Die erste Vorauswahl beim Sichten von Bewerbungsunterlagen geht im Regelfall mit einem schnellen "Scannen" von Anschreiben und Lebenslauf einher. Darum ist es - neben dem unvorteilhaften Layout - richtiggehend kontraproduktiv, wenn Sie den Leser mit einer riesigen Bleiwüste erschlagen.

Darum: Die Schriftgröße bitte immer gut lesbar (11 oder 12 Punkt). Lassen Sie Ihren Inhalten Raum. Fügen Sie gerne auch mal eine Aufzählung ein. Und nehmen Sie, wenn Sie mehr zu sagen haben, ruhig eine zweite Seite dazu - sofern Ihre Inhalte wirklich relevant für genau diese Bewerbung sind.

Tipp: Lesen Sie Ihren Anschreiben-Entwurf in einem zweiten Durchgang mit dem Ziel durch, alles Unnötige zu kürzen. Fast immer kommt man ins Schwafeln oder wiederholt Informationen.

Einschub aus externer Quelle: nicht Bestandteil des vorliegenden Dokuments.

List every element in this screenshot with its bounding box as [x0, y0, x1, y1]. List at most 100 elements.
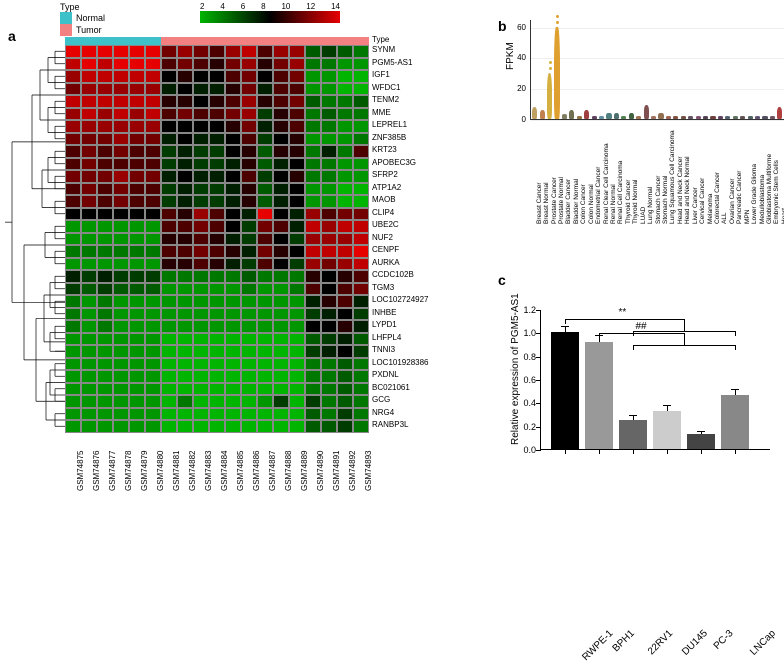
- heatmap-cell: [209, 58, 225, 71]
- heatmap-cell: [337, 345, 353, 358]
- fpkm-xlabel: Renal Normal: [610, 184, 617, 224]
- heatmap-cell: [353, 95, 369, 108]
- fpkm-violin: [770, 116, 775, 119]
- heatmap-cell: [177, 320, 193, 333]
- heatmap-cell: [145, 120, 161, 133]
- heatmap-row-label: NUF2: [372, 233, 393, 242]
- heatmap-cell: [113, 258, 129, 271]
- type-legend: Type NormalTumor: [60, 2, 105, 36]
- heatmap-cell: [337, 383, 353, 396]
- heatmap-col-label: GSM74879: [140, 450, 149, 490]
- heatmap-cell: [145, 383, 161, 396]
- heatmap-cell: [161, 320, 177, 333]
- heatmap-cell: [129, 258, 145, 271]
- heatmap-cell: [241, 133, 257, 146]
- heatmap-cell: [177, 308, 193, 321]
- heatmap-cell: [353, 345, 369, 358]
- heatmap-cell: [257, 370, 273, 383]
- heatmap-cell: [97, 220, 113, 233]
- fpkm-xlabel: Prostate Normal: [558, 177, 565, 224]
- heatmap-cell: [129, 220, 145, 233]
- fpkm-violin: [540, 110, 545, 119]
- heatmap-cell: [225, 195, 241, 208]
- heatmap-cell: [129, 108, 145, 121]
- bar: [619, 420, 647, 449]
- heatmap-cell: [257, 270, 273, 283]
- heatmap-cell: [81, 195, 97, 208]
- heatmap-cell: [241, 270, 257, 283]
- heatmap-cell: [241, 395, 257, 408]
- heatmap-cell: [289, 395, 305, 408]
- heatmap-cell: [177, 408, 193, 421]
- heatmap-cell: [289, 233, 305, 246]
- heatmap-cell: [241, 358, 257, 371]
- heatmap-cell: [145, 408, 161, 421]
- heatmap-cell: [209, 370, 225, 383]
- heatmap-cell: [81, 420, 97, 433]
- heatmap-cell: [81, 270, 97, 283]
- heatmap-cell: [129, 283, 145, 296]
- heatmap-cell: [161, 220, 177, 233]
- heatmap-row-label: RANBP3L: [372, 420, 408, 429]
- heatmap-cell: [289, 70, 305, 83]
- heatmap-cell: [225, 108, 241, 121]
- heatmap-cell: [273, 70, 289, 83]
- heatmap-row-label: CLIP4: [372, 208, 394, 217]
- fpkm-xlabel: Colon Cancer: [580, 184, 587, 224]
- heatmap-cell: [209, 45, 225, 58]
- heatmap-cell: [129, 183, 145, 196]
- heatmap-cell: [353, 208, 369, 221]
- heatmap-cell: [305, 408, 321, 421]
- fpkm-xlabel: Thyroid Cancer: [625, 180, 632, 224]
- heatmap-cell: [65, 233, 81, 246]
- heatmap-cell: [257, 258, 273, 271]
- heatmap-cell: [145, 220, 161, 233]
- heatmap-cell: [193, 220, 209, 233]
- heatmap-cell: [193, 370, 209, 383]
- heatmap-cell: [305, 283, 321, 296]
- fpkm-ytick: 40: [506, 53, 526, 62]
- heatmap-cell: [257, 320, 273, 333]
- heatmap-cell: [321, 395, 337, 408]
- heatmap-cell: [113, 58, 129, 71]
- heatmap-cell: [241, 208, 257, 221]
- heatmap-cell: [113, 95, 129, 108]
- bar-xlabel: BPH1: [611, 628, 637, 654]
- heatmap-cell: [65, 395, 81, 408]
- heatmap-cell: [193, 333, 209, 346]
- fpkm-violin: [584, 110, 589, 119]
- heatmap-cell: [97, 158, 113, 171]
- heatmap-cell: [177, 158, 193, 171]
- heatmap-cell: [321, 170, 337, 183]
- heatmap-cell: [321, 345, 337, 358]
- heatmap-cell: [97, 83, 113, 96]
- heatmap-cell: [81, 408, 97, 421]
- heatmap-cell: [337, 308, 353, 321]
- heatmap-cell: [129, 170, 145, 183]
- heatmap-cell: [273, 270, 289, 283]
- heatmap-cell: [209, 383, 225, 396]
- heatmap-cell: [273, 233, 289, 246]
- heatmap-cell: [353, 220, 369, 233]
- heatmap-cell: [113, 420, 129, 433]
- heatmap-cell: [113, 370, 129, 383]
- heatmap-cell: [81, 258, 97, 271]
- bar-ytick: 0.6: [506, 375, 536, 385]
- heatmap-col-label: GSM74888: [284, 450, 293, 490]
- row-dendrogram: [0, 45, 65, 433]
- heatmap-row-label: PXDNL: [372, 370, 399, 379]
- heatmap-col-label: GSM74878: [124, 450, 133, 490]
- heatmap-cell: [305, 295, 321, 308]
- heatmap-cell: [209, 295, 225, 308]
- heatmap-cell: [257, 233, 273, 246]
- fpkm-violin: [673, 116, 678, 119]
- heatmap-cell: [353, 258, 369, 271]
- heatmap-cell: [65, 58, 81, 71]
- type-row-label: Type: [372, 35, 389, 44]
- heatmap-col-label: GSM74886: [252, 450, 261, 490]
- heatmap-cell: [209, 133, 225, 146]
- heatmap-cell: [289, 108, 305, 121]
- heatmap-row-label: TGM3: [372, 283, 394, 292]
- heatmap-cell: [337, 320, 353, 333]
- heatmap-cell: [337, 220, 353, 233]
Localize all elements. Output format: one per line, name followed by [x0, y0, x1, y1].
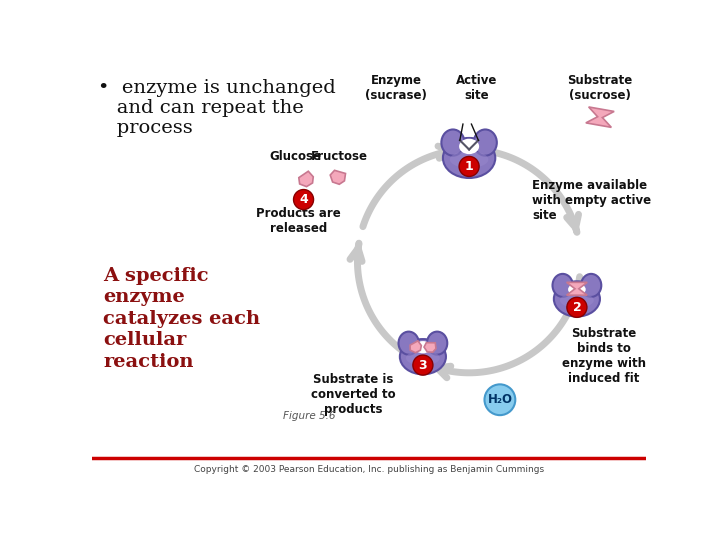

2. Du sollst nicht nichtssagend sein!
Die meisten Anschreiben bestehen mehr oder weniger aus diesem Inhalt: "Ich finde Ihre Anzeige interessant, darum bewerbe ich mich." Dann wird ein bisschen aus dem Lebenslauf zitiert. "Ich bin flexibel, kommunikativ und teamfähig. Wenn Sie interessiert sind, würde ich mich über eine Einladung zum Gespräch freuen."

Gerne wird auch pauschal darauf verwiesen, dass

  • man auf das Anforderungsprofil passt (ohne weitere Erklärung)
  • weitere Details den Anlagen zu entnehmen sind.

"Vielsagend" im positiven Sinne ist Ihr Anschreiben, wenn es:

  • Ihr ehrliches Interesse an der Position bzw. am Unternehmen glaubwürdig vermittelt
  • Ihre fachliche Qualifikation (Fähigkeiten und einschlägige Berufspraxis) für diese spezielle Position konkretisiert
  • auch etwas über den "Menschen hinter der Bewerbung" verrät, also Aufschluss über Ihre Arbeitsweise und Persönlichkeit gibt.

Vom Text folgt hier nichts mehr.